The advertising is headed “Can one reduce Cholesterol via the natural route?” and features an image of the Inositol product, with the claim “Helps with Cholesterol, Memory and Hair Growth. The body copy states, inter alia, the following:
“Those of you who do not have a cholesterol problem should proact [sic] to the possibility of fat build-up over time, in your arteries, which can lead to serious problems. Taking Lecithin and Inositol daily would be beneficial”,
“It plays a major role in preventing the collection of fats in the liver as well as promoting healthy hair growth. It also helps in the process of energy production. It has been shown to aid in the transmission of messages within the central nervous system and it is thought that it could slow the advances of Alzheimer’s disease. It has also been used in large doses to treat anxiety, depression and insomnia and is also believed to help memory”,
“Lecithin is useful in removing cholesterol out of the body and maintaining a healthy liver. The choline found in the liver attracts the LDL or ‘bad cholesterol’ in the blood and removes it. Lecithin tends to increase HDL or the ‘good cholesterol’.”, “I might conclude by telling you that at a recent ultra-sound performed on me after a general check-up, the specialist while performing the ultra-sound asked if I ate no fats at all as I had no fatty deposits in the liver. I have been taking the two products prophylactically for some years”.
In essence, the complainant submitted that the advertising requires substantiation. He explained that his own research on Web MD shows “insufficient evidence” for problems metabolising fat, high cholesterol, insomnia, and hair growth in relation to Inositol. It is “possibly ineffective for Alzheimer’s disease and depression. A small study of 11 Alzheimer’s disease patients carried out in 1996 showed insignificant improvement in cognitive scores and suggested a need for longer trials.
Lecithin is “possibly ineffective” for liver disease – although the study only refers to patients on long term intravenous feeding. The claim that Lecithin increases HDL appears to be only supported by rat-studies. The advertiser would need to substantiate the claims with respect to normally fed humans.
The complainant added that the respondent’s testimonial in conjunction with the other claims implies that the lack of fatty deposits can be attributed to the products themselves. This is an efficacy claim as alluded to in Clause 10.2 of Section II (Testimonials – Efficacy claims). The reality is that the advertisement is merely hearsay, and the advertiser should (in accordance with the Code) provide his specialist’s verification and evidence that the ultrasound indeed revealed no fatty deposits.
RELEVANT CLAUSES OF THE CODE OF ADVERTISING PRACTICE
The complaint identified the following clause to be taken into consideration:
Section II, Clause 4.1 – Substantiation
Section II, Clause 10.3 – Testimonials (Efficacy claims) – the complainant incorrectly numbered this Clause “10.2”
Section II, Clause 10.7 – Testimonials (Copies for inspection)
The complainant also cited Clause 4.25 of Section I (Definitions – Scientific substantiation). It should be noted however, that the purpose of this section of the code is for clarity on definitions. It is therefore understood that Clause 4.1 of Section II will be considered with respect this definition.

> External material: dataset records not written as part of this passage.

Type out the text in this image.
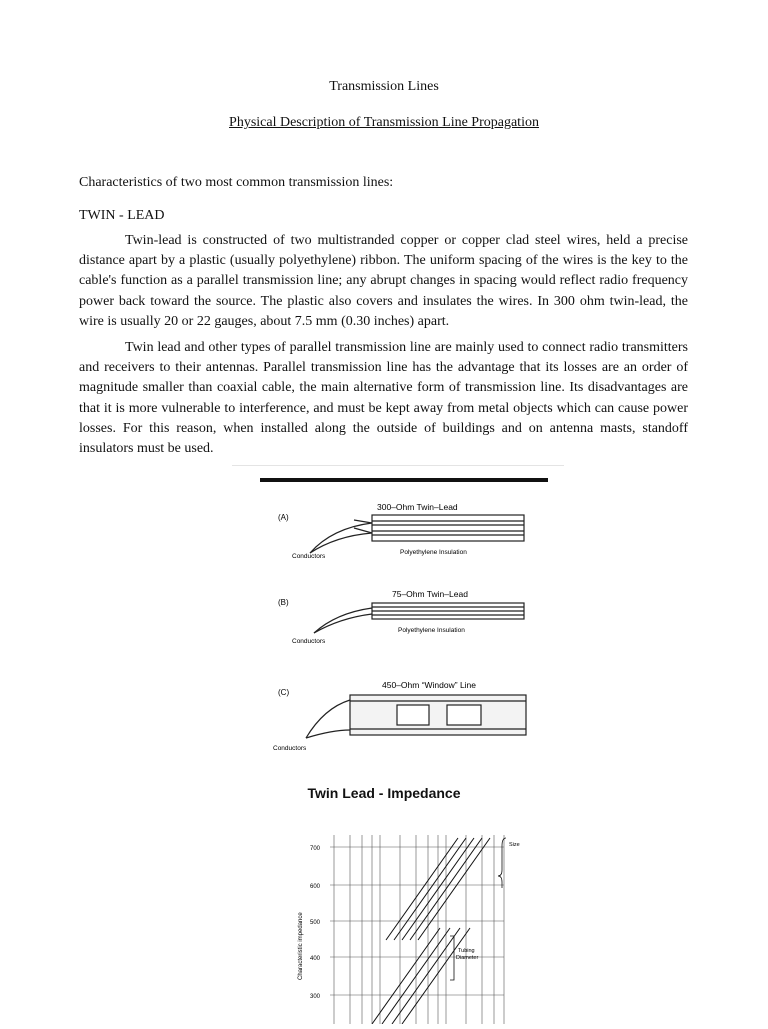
Transmission Lines
Physical Description of Transmission Line Propagation
Characteristics of two most common transmission lines:
TWIN - LEAD

Twin-lead is constructed of two multistranded copper or copper clad steel wires, held a precise distance apart by a plastic (usually polyethylene) ribbon. The uniform spacing of the wires is the key to the cable's function as a parallel transmission line; any abrupt changes in spacing would reflect radio frequency power back toward the source. The plastic also covers and insulates the wires. In 300 ohm twin-lead, the wire is usually 20 or 22 gauges, about 7.5 mm (0.30 inches) apart.

Twin lead and other types of parallel transmission line are mainly used to connect radio transmitters and receivers to their antennas. Parallel transmission line has the advantage that its losses are an order of magnitude smaller than coaxial cable, the main alternative form of transmission line. Its disadvantages are that it is more vulnerable to interference, and must be kept away from metal objects which can cause power losses. For this reason, when installed along the outside of buildings and on antenna masts, standoff insulators must be used.

(A)
300–Ohm Twin–Lead
Polyethylene Insulation
Conductors
(B)
75–Ohm Twin–Lead
Polyethylene Insulation
Conductors
(C)
450–Ohm “Window” Line
Conductors
Twin Lead - Impedance
700
600
500
400
300
Characteristic impedance
Size
Tubing
Diameter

The respondent, acting through its attorneys Neville R Cohen & Associates, submitted that Web MD show an overview of Inositol as “…used for diabetic nerve pain, panic disorder, high cholesterol, insomnia, cancer, depression, schizophrenia, Alzheimer’s disease, attention deficit disorder, autism, promoting hair growth”. It submitted the relevant page to this overview.
It also submitted information form Wikipedia indicating the use of Inositol for reducing cholesterol and depression and a reference to a Double-blind, controlled trial of Inositol treatment of depression.
An article from the Health Supplements Guide was submitted to show that there is some evidence for cholesterol reduction, depression and hair growth by Inositol.
The references relied on by the complainant also indicated Lecithin as “possibly ineffective” for High Cholesterol, which in itself suggests that it could be effective. The respondent submitted a “Clinical Study” published in the Hindawi Publishing Corporation’s “Cholesterol” journal which it argues supports the claims that Lecithin is effective in lowering Total Cholesterol and LDL cholesterol.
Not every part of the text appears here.